A temporada de ópera do Teatro Municipal foi divulgada, e estão previstas quatro produções ao longo do ano. A primeira delas, Lucia de Lammermoor, de Donizetti, está agendada para maio, com direção de Alberto Renault, prenunciando muita ousadia. Em julho, Nabucco, de Verdi terá a direção cênica de André Heller. Carla Camurati será a encenadora de Tosca, de Puccini, em setembro. E no final do ano, Felipe Hirsch assina o desafio de montar O Castelo de Barba Azul, de Bela Bartók. Hirsch é responsável ainda por Rigoletto, de Verdi, que deve estrear no Teatro Municipal de São Paulo, em setembro.


O que há (de melhor) para ver

R&J de Shakespeare – Juventude Interrompida – O texto bem urdido, que transfere a representação da tragédia de Romeu e Julieta para grupo de alunos de colégio britânico, ganha ritmo intenso pela habilidade do diretor João Fonseca em estabelecer alta voltagem cênica, em que comédia e drama se equilibram. Outro trunfo é o quarteto de atores, que mantém a platéia presa às suas atuações, em especial Rodrigo Pandolfo, um jovem já com domínio de seus meios interpretativos.Teatro Gláucio Gill

A Lua vem da Ásia - A ficção de Campos Carvalho recria universo atropelado por inconclusões e por visão um tanto niilista da existência. O diretor Moacir Chaves empresta ao monólogo caráter múltiplo, conduzindo os espectadores pela jornada de alguém percorrendo dúvidas. Com o vigor do peito aberto e o patético de um vagabundo que evoca Beckett, Chico Diaz transmite um certo “sentimento do mundo”, numa atuação límpida. Teatro I do Centro Cultural Banco do Brasil.
Deus da Carnificina – A francesa Yasmina Reza se preocupa mais com o invólucro do que com o conteúdo, e neste texto sobre a crescente agressividade de casais diante da briga dos filhos, não é diferente. Com habilidade e curiosa cenografia, o diretor Emílio de Mello soube ressaltar o que o invólucro tem de melhor, o seu brilho externo, utilizando quarteto de bons atores, no qual se destaca Julia Lemmertz com alguns momentos excepcionais. Teatro Maison de France.

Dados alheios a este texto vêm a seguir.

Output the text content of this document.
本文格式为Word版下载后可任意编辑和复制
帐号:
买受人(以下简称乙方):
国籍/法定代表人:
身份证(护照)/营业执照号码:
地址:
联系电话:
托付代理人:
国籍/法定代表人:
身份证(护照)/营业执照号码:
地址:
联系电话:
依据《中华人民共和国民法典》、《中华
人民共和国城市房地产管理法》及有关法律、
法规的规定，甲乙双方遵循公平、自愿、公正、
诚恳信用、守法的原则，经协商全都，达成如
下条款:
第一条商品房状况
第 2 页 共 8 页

Histórias do Amor Líquido – Em três histórias que se interpõem, o autor Walter Daguerre captura modos diversos da “liquefação das relações contemporâneas”. O diretor Paulo José adota ritmo dinâmico e nervoso para a montagem, apoiado pelo criativo cenário de Fernando Mello da Costa, que usa, como poucas vezes se viu no teatro carioca, projeções com ótimo efeito dramático e qualidade técnica. Teatro Poeira.

In on It - Este exercício de decomposição narrativa é uma gingana de descobertas, na qual a trama se transforma no sujeito oculto de uma investigação amargamente lúdica. Frio e distante na aparente racionalidade, quente e pulsante no substrato da trama, a montagem de Enrique Diaz traduz esses contrastes com segurança. Fernando Eiras e Emílio de Mello mergulham nesta aventura narrativa com interpretações sensíveis. Teatro do Planetário.

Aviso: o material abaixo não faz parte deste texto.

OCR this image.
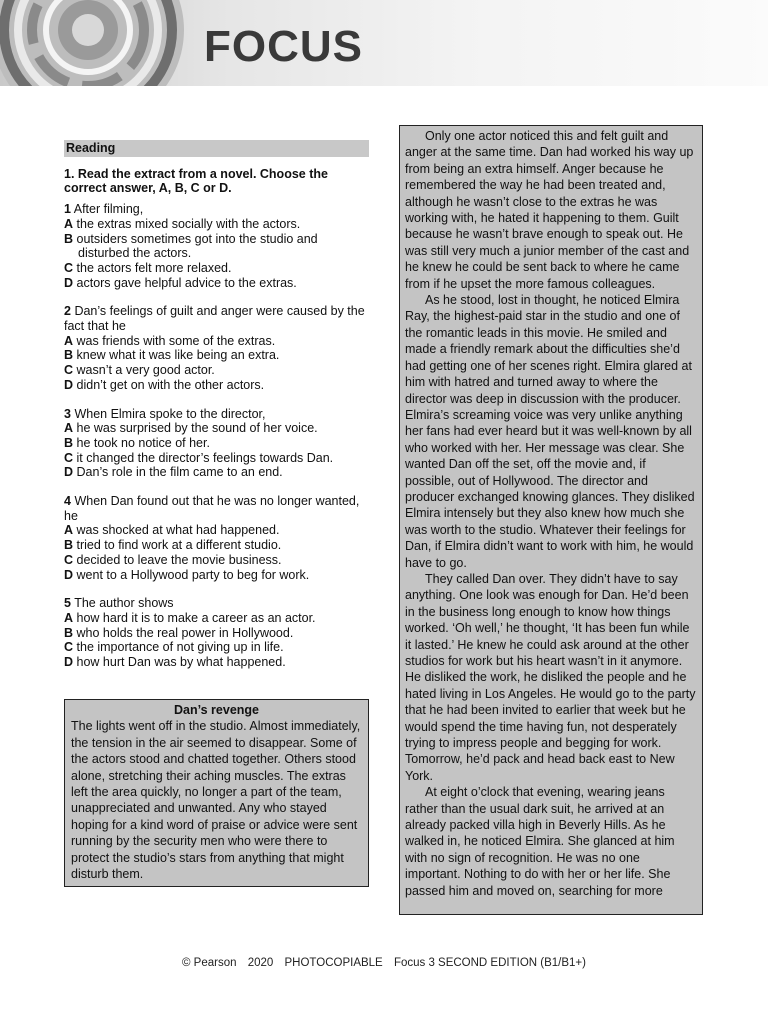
FOCUS
Reading
1. Read the extract from a novel. Choose the correct answer, A, B, C or D.
1 After filming,
A the extras mixed socially with the actors.
B outsiders sometimes got into the studio and
disturbed the actors.
C the actors felt more relaxed.
D actors gave helpful advice to the extras.
2 Dan’s feelings of guilt and anger were caused by the fact that he
A was friends with some of the extras.
B knew what it was like being an extra.
C wasn’t a very good actor.
D didn’t get on with the other actors.
3 When Elmira spoke to the director,
A he was surprised by the sound of her voice.
B he took no notice of her.
C it changed the director’s feelings towards Dan.
D Dan’s role in the film came to an end.
4 When Dan found out that he was no longer wanted, he
A was shocked at what had happened.
B tried to find work at a different studio.
C decided to leave the movie business.
D went to a Hollywood party to beg for work.
5 The author shows
A how hard it is to make a career as an actor.
B who holds the real power in Hollywood.
C the importance of not giving up in life.
D how hurt Dan was by what happened.
Dan’s revenge
The lights went off in the studio. Almost immediately, the tension in the air seemed to disappear. Some of the actors stood and chatted together. Others stood alone, stretching their aching muscles. The extras left the area quickly, no longer a part of the team, unappreciated and unwanted. Any who stayed hoping for a kind word of praise or advice were sent running by the security men who were there to protect the studio’s stars from anything that might disturb them.

Only one actor noticed this and felt guilt and anger at the same time. Dan had worked his way up from being an extra himself. Anger because he remembered the way he had been treated and, although he wasn’t close to the extras he was working with, he hated it happening to them. Guilt because he wasn’t brave enough to speak out. He was still very much a junior member of the cast and he knew he could be sent back to where he came from if he upset the more famous colleagues.

As he stood, lost in thought, he noticed Elmira Ray, the highest-paid star in the studio and one of the romantic leads in this movie. He smiled and made a friendly remark about the difficulties she’d had getting one of her scenes right. Elmira glared at him with hatred and turned away to where the director was deep in discussion with the producer. Elmira’s screaming voice was very unlike anything her fans had ever heard but it was well-known by all who worked with her. Her message was clear. She wanted Dan off the set, off the movie and, if possible, out of Hollywood. The director and producer exchanged knowing glances. They disliked Elmira intensely but they also knew how much she was worth to the studio. Whatever their feelings for Dan, if Elmira didn’t want to work with him, he would have to go.

They called Dan over. They didn’t have to say anything. One look was enough for Dan. He’d been in the business long enough to know how things worked. ‘Oh well,’ he thought, ‘It has been fun while it lasted.’ He knew he could ask around at the other studios for work but his heart wasn’t in it anymore. He disliked the work, he disliked the people and he hated living in Los Angeles. He would go to the party that he had been invited to earlier that week but he would spend the time having fun, not desperately trying to impress people and begging for work. Tomorrow, he’d pack and head back east to New York.

At eight o’clock that evening, wearing jeans rather than the usual dark suit, he arrived at an already packed villa high in Beverly Hills. As he walked in, he noticed Elmira. She glanced at him with no sign of recognition. He was no one important. Nothing to do with her or her life. She passed him and moved on, searching for more

© Pearson 2020 PHOTOCOPIABLE Focus 3 SECOND EDITION (B1/B1+)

Leonardo Medeiros: gripe asséptica
Sutil Companhia de Teatro – Três montagens – Não Sobre o Amor, Temporada de Gripe e Tom Pain/Lady Grey _ assinadas por Felipe Hirsch tratam da memória destituída de sentido dramático, numa exposição, aparentemente fria, às vezes com ironia, outras com amarga lucidez, sobre os meandros dos sentimentos. Com cenários de Daniela Thomas, de indiscutível impacto, as encenações contam ainda com atores integrados à racionalidade dos textos, como Mariana Lima, Guilherme Weber e Leonardo Medeiros. Espaço Tom Jobim.